Si je suis sensible à la beauté des femmes thaies – je les regarde tantôt comme des oiseaux au joli plumage, tantôt comme mes petites sœurs, subjuguée par leur sourire – leur plus beau vêtement – je regarde aussi les hommes thaïs et les décris dans mes romans, en tant que femme bien sûr, mais surtout en tant qu’auteure. Regard amoureux, émerveillé parfois, et en dépit de cela, parfaitement lucide.
Je les décris physiquement ces hommes, et – certains s’étant ouverts à moi – je tâche de les comprendre de l’intérieur, de saisir leurs motivations, leurs mobiles, tout ce qui fait d’eux des mâles qui ont peur de perdre la face, à l’ego sur développé, avec tendance à l’irresponsabilité.

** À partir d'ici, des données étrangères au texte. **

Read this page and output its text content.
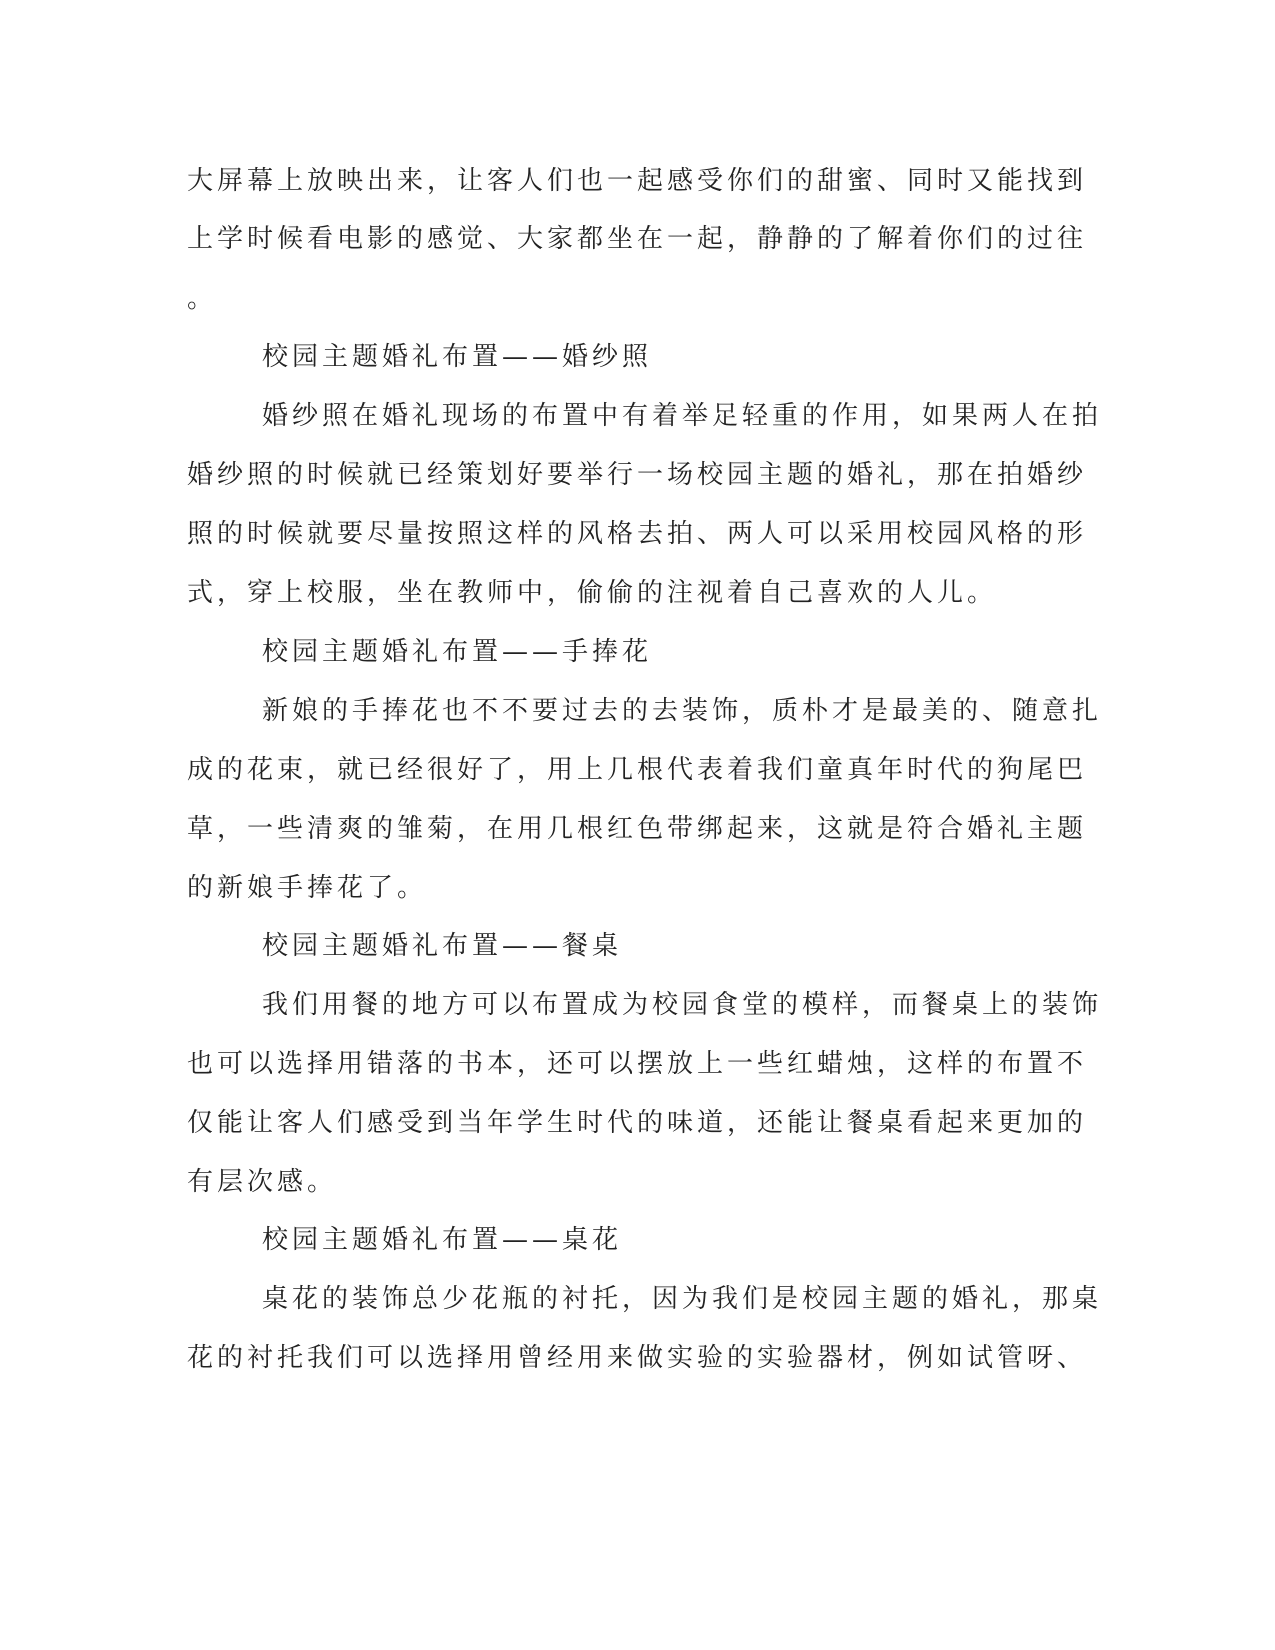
大屏幕上放映出来，让客人们也一起感受你们的甜蜜、同时又能找到
上学时候看电影的感觉、大家都坐在一起，静静的了解着你们的过往
。
校园主题婚礼布置——婚纱照
婚纱照在婚礼现场的布置中有着举足轻重的作用，如果两人在拍
婚纱照的时候就已经策划好要举行一场校园主题的婚礼，那在拍婚纱
照的时候就要尽量按照这样的风格去拍、两人可以采用校园风格的形
式，穿上校服，坐在教师中，偷偷的注视着自己喜欢的人儿。
校园主题婚礼布置——手捧花
新娘的手捧花也不不要过去的去装饰，质朴才是最美的、随意扎
成的花束，就已经很好了，用上几根代表着我们童真年时代的狗尾巴
草，一些清爽的雏菊，在用几根红色带绑起来，这就是符合婚礼主题
的新娘手捧花了。
校园主题婚礼布置——餐桌
我们用餐的地方可以布置成为校园食堂的模样，而餐桌上的装饰
也可以选择用错落的书本，还可以摆放上一些红蜡烛，这样的布置不
仅能让客人们感受到当年学生时代的味道，还能让餐桌看起来更加的
有层次感。
校园主题婚礼布置——桌花
桌花的装饰总少花瓶的衬托，因为我们是校园主题的婚礼，那桌
花的衬托我们可以选择用曾经用来做实验的实验器材，例如试管呀、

J’en connais pourtant des « blessés définitifs » qui se comportent mieux que beaucoup de femmes (que penser d’une mère qui, venant d’une famille aisée, fonctionnaire, balance son enfant de 10 ans comme un paquet à son ex-mari thaï sous prétexte qu’il vit avec une farang ? Et de celle qui quitte son mari pour épouser un très vieux mais très riche farang, abandonnant sans un regard ses 2 enfants au dit mari ?) Les hommes thaïs sont souvent décris comme des jouisseurs, irresponsables qui font des enfants dans différents « nids » (c’est ce que disent d’eux les chinois, pardon les sino-thaïs de Bangkok.) Alors je prends quelques lignes de LA OU S’ARRETENT LES FRONTIERES et laisse parler Marie, une jeune française de 24 ans… amoureuse de Somchaï.

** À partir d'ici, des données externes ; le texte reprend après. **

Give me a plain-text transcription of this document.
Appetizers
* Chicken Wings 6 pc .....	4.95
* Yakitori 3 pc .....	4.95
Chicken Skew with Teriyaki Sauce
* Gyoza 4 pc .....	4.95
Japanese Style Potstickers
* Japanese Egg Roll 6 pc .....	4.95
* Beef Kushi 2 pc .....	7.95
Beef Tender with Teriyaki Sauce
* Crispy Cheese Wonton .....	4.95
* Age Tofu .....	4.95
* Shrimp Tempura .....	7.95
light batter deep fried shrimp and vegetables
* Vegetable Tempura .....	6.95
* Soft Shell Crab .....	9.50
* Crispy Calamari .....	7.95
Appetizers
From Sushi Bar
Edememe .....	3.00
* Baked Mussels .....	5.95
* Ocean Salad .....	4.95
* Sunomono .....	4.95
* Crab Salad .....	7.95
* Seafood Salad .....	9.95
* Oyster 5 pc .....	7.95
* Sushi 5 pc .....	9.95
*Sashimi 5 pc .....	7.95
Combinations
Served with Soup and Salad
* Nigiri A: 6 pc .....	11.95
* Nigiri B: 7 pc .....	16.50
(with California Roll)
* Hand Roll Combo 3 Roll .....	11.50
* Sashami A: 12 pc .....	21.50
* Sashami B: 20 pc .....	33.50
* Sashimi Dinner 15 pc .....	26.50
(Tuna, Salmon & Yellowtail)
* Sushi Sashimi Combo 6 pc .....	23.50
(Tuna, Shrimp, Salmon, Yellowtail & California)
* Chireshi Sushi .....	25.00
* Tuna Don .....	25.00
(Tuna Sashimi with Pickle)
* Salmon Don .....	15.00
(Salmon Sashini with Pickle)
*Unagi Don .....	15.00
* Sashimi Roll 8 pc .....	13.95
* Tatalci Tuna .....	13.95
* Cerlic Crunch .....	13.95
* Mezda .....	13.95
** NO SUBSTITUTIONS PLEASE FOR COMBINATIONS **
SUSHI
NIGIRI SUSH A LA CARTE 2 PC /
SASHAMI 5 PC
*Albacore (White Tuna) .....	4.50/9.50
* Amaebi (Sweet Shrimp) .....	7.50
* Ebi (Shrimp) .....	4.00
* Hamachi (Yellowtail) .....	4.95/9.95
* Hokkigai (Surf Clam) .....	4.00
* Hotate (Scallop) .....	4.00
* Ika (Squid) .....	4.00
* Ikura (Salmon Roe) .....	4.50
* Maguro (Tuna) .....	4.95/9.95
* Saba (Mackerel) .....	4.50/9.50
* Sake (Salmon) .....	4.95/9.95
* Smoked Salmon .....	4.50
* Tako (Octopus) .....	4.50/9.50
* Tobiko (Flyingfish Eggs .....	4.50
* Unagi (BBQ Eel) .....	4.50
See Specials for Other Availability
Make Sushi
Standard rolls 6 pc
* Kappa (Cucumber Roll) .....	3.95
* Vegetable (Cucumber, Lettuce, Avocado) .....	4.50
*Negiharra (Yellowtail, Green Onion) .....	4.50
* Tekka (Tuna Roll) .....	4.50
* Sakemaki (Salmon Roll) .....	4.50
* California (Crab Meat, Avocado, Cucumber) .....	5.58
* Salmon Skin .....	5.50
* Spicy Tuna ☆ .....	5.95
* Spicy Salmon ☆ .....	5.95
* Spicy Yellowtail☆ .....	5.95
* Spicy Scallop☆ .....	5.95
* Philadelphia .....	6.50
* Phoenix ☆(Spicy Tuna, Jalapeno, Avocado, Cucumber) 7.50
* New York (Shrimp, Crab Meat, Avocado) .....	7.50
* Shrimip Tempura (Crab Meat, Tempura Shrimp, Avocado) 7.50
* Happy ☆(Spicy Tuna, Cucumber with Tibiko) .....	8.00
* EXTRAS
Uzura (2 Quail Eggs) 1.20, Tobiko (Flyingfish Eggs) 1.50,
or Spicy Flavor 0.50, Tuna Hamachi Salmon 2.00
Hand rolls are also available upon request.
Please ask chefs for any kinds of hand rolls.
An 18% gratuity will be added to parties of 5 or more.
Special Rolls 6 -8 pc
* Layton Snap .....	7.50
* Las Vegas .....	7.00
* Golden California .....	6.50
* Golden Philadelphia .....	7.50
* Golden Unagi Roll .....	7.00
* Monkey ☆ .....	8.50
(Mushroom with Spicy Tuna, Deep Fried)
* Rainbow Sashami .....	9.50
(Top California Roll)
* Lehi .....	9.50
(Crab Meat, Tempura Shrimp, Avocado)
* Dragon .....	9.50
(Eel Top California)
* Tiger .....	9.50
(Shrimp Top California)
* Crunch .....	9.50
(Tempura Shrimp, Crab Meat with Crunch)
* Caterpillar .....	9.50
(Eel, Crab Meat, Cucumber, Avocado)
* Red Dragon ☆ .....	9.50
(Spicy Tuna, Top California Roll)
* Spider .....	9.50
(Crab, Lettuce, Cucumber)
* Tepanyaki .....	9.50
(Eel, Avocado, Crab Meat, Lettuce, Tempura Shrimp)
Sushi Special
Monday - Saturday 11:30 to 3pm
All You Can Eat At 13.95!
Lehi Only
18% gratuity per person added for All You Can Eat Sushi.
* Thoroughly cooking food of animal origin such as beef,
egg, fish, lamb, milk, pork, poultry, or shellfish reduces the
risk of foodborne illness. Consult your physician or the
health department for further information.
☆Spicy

« Au cours de cette nuit unique, Somchaï ne l’avait même pas embrassée et sans doute ne le ferait-il jamais. Pas dans sa culture ! Ses étreintes avaient été délicate imprégnation de chaque parcelle de son corps contre le sien, chatoiement de lumière ambrée de sa peau recouvrant la sienne tel un sari déplié avec crissements de soie de Bénarès, effleurements de lèvres sur son corps comme les coups de langue gourmands d’un chat tigré. Ces évocations avaient éveillé chez elle une soif ardente et inextinguible. Acte sans climax, sans début ni fin donc sans fin, subtil parfum dont elle ne se lasserait jamais mais qui la rendrait probablement « addict »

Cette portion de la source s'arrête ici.